Figure 5. MGMT mediates ERp29-induced post-irradiation survival rate. and facilitates DNA damage in ERp29-transfected MDA-MB-231 cells.

(a) Repression of MGMT by siRNA (#3) reduced the ERp29-enhanced post-irradiation survival rate. Cells were treated with control or MGMT siRNA (#3) for 48 hours and then exposed to irradiation at the indicated doses. Expression of MGMT was efficiently repressed by siRNA in the ERp29-overexpressed clone B cells. (b) Depletion of endogenous MGMT by siRNA in MCF-7 cells sensitized to radiation treatment. MCF-7 cells were treated with control or MGMT siRNA (#3) for 48 hours and then exposed to irradiation at the indicated doses. The expression of MGMT in MCF-7 cells was efficiently reduced by siRNA. (c) Re-expression of MGMT in the MB-231/ERp29 siRNA cells restores radioresistance. Cells were transfected with pcDNA-MGMT or pcDNA for 24 hours and exposed to radiation treatment. MGMT expressed was examined by immunoblot. Post-radiation survival rate was assessed by clonogenic assay as described in Fig. 1

Figure 6. MGMT repression facilitates DNA damage in ERp29-transfected MDA-MB-231 cells and MCF-7 cells.

(a) Reduction of MGMT in ERp29-overexpressed cells increased irradiation-induced expression of γ–H2AX. Note that irradiation induces significant increase of γ–H2AX in the mock-transfected MDA-MB-231 cells (column 2 vs. 1). Depletion of MGMT alone in the ERp29-overexpressed clone B cells only slightly increased the expression of H2AX (column 5 vs. 1). However, combination treatment (column 4) of irradiation/MGMT siRNA in these cells led to a significant induction of γ–H2AX relative to the cells treated with MGMT siRNA (column 5) or with the irradiation/control siRNA (column 3). The level of γ–H2AX was examined after 12 hours of post-irradiation. (b) Irradiation treatment significantly increased the expression of γ–H2AX in MGMT-knockdown MCF-7 cells. MCF-7 cells were transfected with MGMT siRNA or control siRNA for 48 hours and then irradiated with 4 Gy. The expression of γ–H2AX was assayed after 12 hours of post-irradiation. (c) MGMT depletion induced high expression of γ–H2AX and reduced double strand DNA breaks repair after irradiation. MB-231/ERp29 (clone B) cells were treated with MGMT siRNA or control siRNA for 48 hours, irradiated with 4 Gy and incubated for 2, 6, 12 and 24 hours. Phosphorylation of H2AX was examined by Western blot. **p < 0.01, ***p < 0.001, relative to control at the indicated doses/time.

Figure 7. MGMT depletion by siRNA stimulates radiation-induced cell apoptosis in ERp29-transfected MDA-MB-231 cells.
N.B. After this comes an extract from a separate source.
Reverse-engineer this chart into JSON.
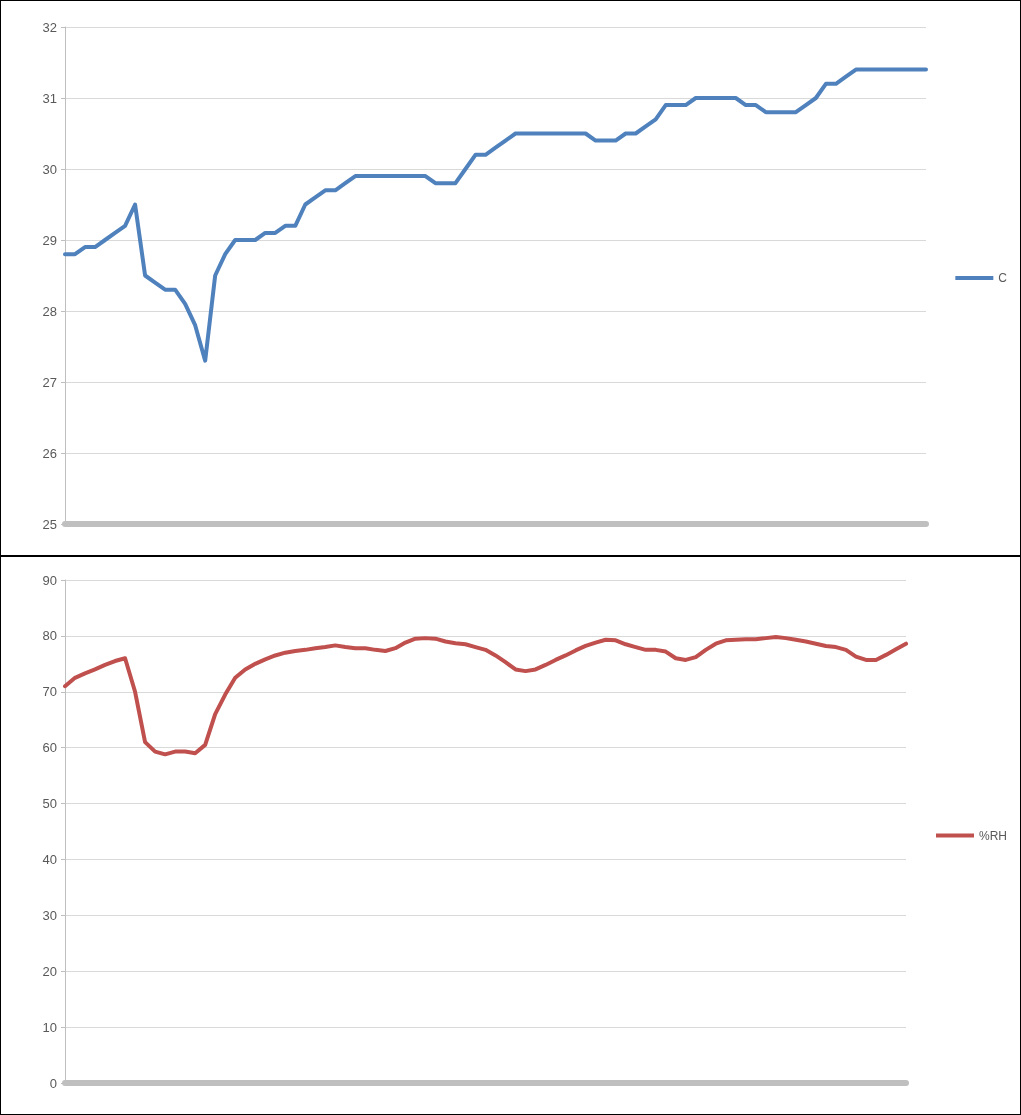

(a) Reduction of MGMT in ERp29-overexpressed clone B cells increased irradiation-induced expression of cleaved caspase 3 compared to the control siRNA-treated cells. Expression of cleaved caspase 3 was highly induced by irradiation in the vector-transfected MDA-MB-231 cells (column 2 vs. 1). In the ERp29-overespressed clone B cells, depletion of MGMT alone did not activate expression of cleaved caspase 3 (column 3 vs. 1). However, these cells treated with MGMT siRNA (#3) markedly increased the expression of cleaved caspase 3 after irradiation (column 5 vs. 4). (b) Cell viability. Irradiation treatment caused significant reduction of cell viability in vector-transfected MDA-MB-231 cells (column 2 vs. 1). Combinatory treatment of irradiation/MGMT siRNA (column 5) in the ERp29-overexpressed clone B cells significantly reduced cell viability compared to the cells treated with MGMT siRNA alone (column 3) or the irradiation/control siRNA (column 4). **p < 0.01, ***p < 0.001, relative to control.